Billy Jim is a 1922 American silent comedy western film directed by Frank Borzage and starring Fred Stone, Marian Skinner and George Hernandez.

==Plot==
Billy Jim is a wealthy westerner posing as a happy-go-lucky cowboy. He boards a train and gets into an argument with a man. He meets a girl who berates him for his actions. However, he falls in love with her. Later, while drunk, he finds her bound to a chair in a cabin and after releasing her learns that she is traveling with her father to a resort.
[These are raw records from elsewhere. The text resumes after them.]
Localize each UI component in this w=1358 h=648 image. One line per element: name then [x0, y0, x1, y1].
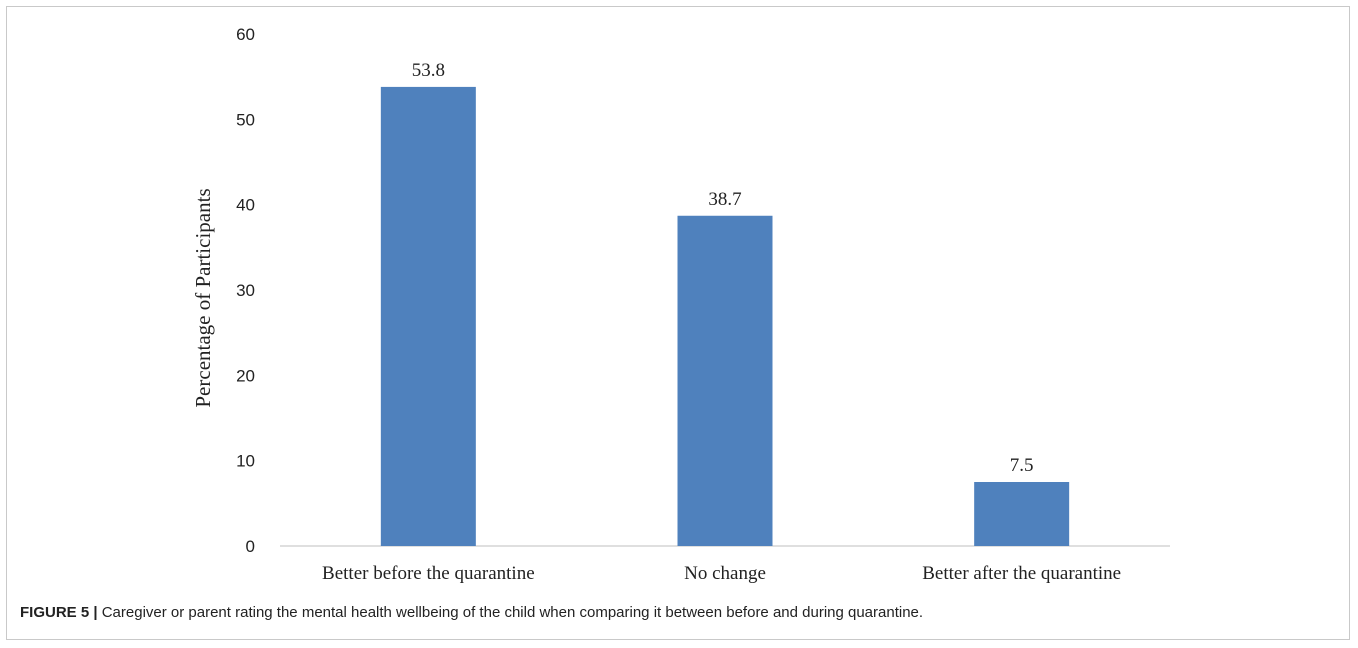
category-labels: Better before the quarantine No change Bet… [322, 563, 1121, 584]
y-tick-label: 40 [236, 196, 255, 215]
category-label: No change [684, 563, 766, 584]
data-label: 38.7 [708, 189, 741, 210]
y-axis-label: Percentage of Participants [191, 188, 215, 407]
bar [380, 86, 476, 546]
y-tick-label: 10 [236, 452, 255, 471]
bars [380, 86, 1070, 546]
figure-caption-text: Caregiver or parent rating the mental he… [97, 604, 924, 621]
y-tick-label: 0 [246, 537, 255, 556]
figure-caption: FIGURE 5 | Caregiver or parent rating th… [20, 604, 923, 621]
category-label: Better before the quarantine [322, 563, 535, 584]
bar [974, 482, 1070, 546]
y-tick-label: 50 [236, 110, 255, 129]
category-label: Better after the quarantine [922, 563, 1121, 584]
data-label: 53.8 [412, 60, 445, 81]
y-tick-label: 60 [236, 25, 255, 44]
y-tick-label: 30 [236, 281, 255, 300]
y-axis-ticks: 0 10 20 30 40 50 60 [236, 25, 255, 556]
data-label: 7.5 [1010, 455, 1034, 476]
bar-chart: 0 10 20 30 40 50 60 53.8 38.7 7.5 Better before … [191, 25, 1170, 584]
bar [677, 215, 773, 546]
y-tick-label: 20 [236, 366, 255, 385]
figure-caption-label: FIGURE 5 | [20, 604, 98, 621]
data-labels: 53.8 38.7 7.5 [412, 60, 1034, 476]
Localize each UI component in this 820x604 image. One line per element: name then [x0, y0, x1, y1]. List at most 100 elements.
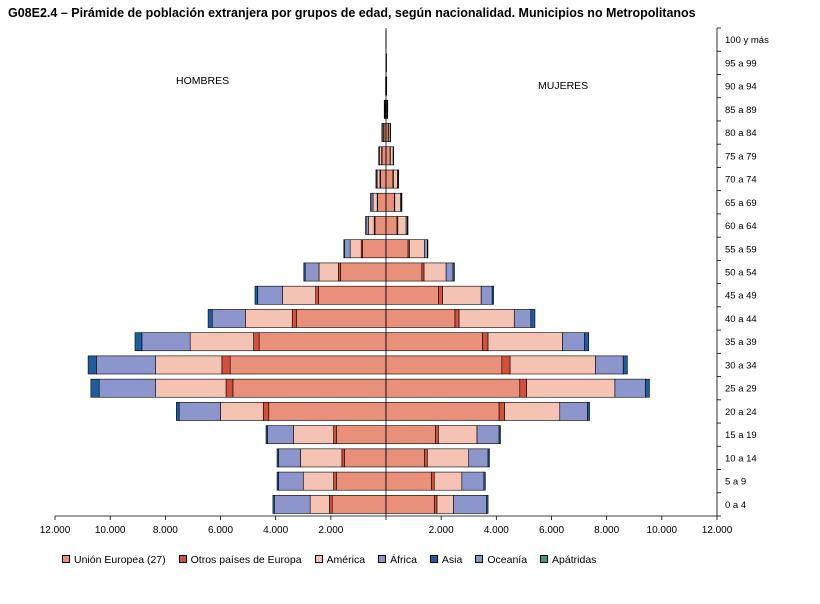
age-group-label: 40 a 44 [725, 314, 757, 325]
bar-women-0-65-a-69 [385, 192, 395, 212]
legend-item: Otros países de Europa [178, 554, 302, 566]
legend-swatch [378, 555, 387, 564]
bar-men-1-35-a-39 [253, 332, 260, 352]
x-tick-label: 4.000 [484, 525, 509, 536]
bar-women-1-40-a-44 [454, 309, 460, 328]
age-group-label: 90 a 94 [725, 82, 757, 93]
bar-women-3-80-a-84 [389, 123, 391, 142]
legend-label: África [390, 554, 417, 566]
bar-men-2-45-a-49 [282, 285, 316, 305]
bar-women-3-20-a-24 [559, 402, 588, 421]
bar-women-2-55-a-59 [409, 239, 425, 259]
bar-men-4-10-a-14 [276, 448, 279, 468]
bar-men-1-0-a-4 [329, 495, 333, 514]
bar-men-3-15-a-19 [267, 425, 294, 445]
bar-women-0-35-a-39 [385, 332, 483, 352]
right-side-label: MUJERES [538, 80, 589, 92]
bar-women-0-55-a-59 [385, 239, 409, 259]
bar-women-2-30-a-34 [509, 355, 596, 375]
bar-men-3-25-a-29 [98, 378, 156, 398]
age-group-label: 85 a 89 [725, 105, 757, 116]
bar-men-3-45-a-49 [257, 285, 283, 305]
legend-item: Oceanía [475, 554, 527, 566]
bar-men-4-15-a-19 [265, 425, 268, 445]
bar-men-2-35-a-39 [189, 332, 254, 352]
bar-women-4-5-a-9 [483, 471, 486, 491]
bar-women-2-10-a-14 [427, 448, 470, 468]
bar-women-4-10-a-14 [487, 448, 490, 468]
bar-men-0-20-a-24 [268, 402, 387, 421]
bar-men-2-70-a-74 [376, 169, 381, 189]
bar-women-0-40-a-44 [385, 309, 456, 328]
bar-men-4-60-a-64 [365, 216, 367, 235]
x-tick-label: 10.000 [95, 525, 126, 536]
bar-men-0-40-a-44 [296, 309, 387, 328]
bar-women-4-60-a-64 [407, 216, 409, 235]
bar-men-0-60-a-64 [374, 216, 387, 235]
bar-women-4-30-a-34 [622, 355, 628, 375]
bar-men-2-0-a-4 [309, 495, 330, 514]
bar-women-0-25-a-29 [385, 378, 521, 398]
chart-title: G08E2.4 – Pirámide de población extranje… [8, 6, 696, 20]
legend-label: Asia [441, 554, 463, 566]
bar-men-1-40-a-44 [291, 309, 297, 328]
x-tick-label: 8.000 [594, 525, 619, 536]
age-group-label: 20 a 24 [725, 407, 757, 418]
bar-women-4-70-a-74 [397, 169, 399, 189]
legend-item: Asia [429, 554, 463, 566]
bar-men-4-65-a-69 [370, 192, 372, 212]
bar-women-2-15-a-19 [438, 425, 478, 445]
legend-swatch [429, 555, 438, 564]
bar-women-0-15-a-19 [385, 425, 436, 445]
bar-men-4-35-a-39 [134, 332, 143, 352]
bar-men-2-25-a-29 [155, 378, 227, 398]
bar-men-1-25-a-29 [225, 378, 234, 398]
bar-women-0-30-a-34 [385, 355, 503, 375]
bar-women-4-35-a-39 [584, 332, 590, 352]
bar-women-3-50-a-54 [445, 262, 454, 282]
bar-men-2-85-a-89 [383, 99, 386, 119]
age-group-label: 25 a 29 [725, 384, 757, 395]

Billy Jim then robs some men playing a card game and hires a driver to take him to the girl's father's resort. He learns the resort is next to a mining camp, which the father also owns. The sheriff then arrives to arrest him for stealing money. It is revealed that he is a wealthy cattle owner. Billy Jim departs, but the girl follows to return his gun.

==Cast==
- Fred Stone as 	Billy Jim
- Millicent Fisher as 	Marsha Dunforth
- George Hernandez as 	Dudley Dunforth
- Billy Bletcher as 	Jimmy
- Marian Skinner as 	Mrs. Dunforth
- Frank Thorne as 	Roy Forsythe

==Bibliography==
- Munden, Kenneth White. The American Film Institute Catalog of Motion Pictures Produced in the United States, Part 1. University of California Press, 1997.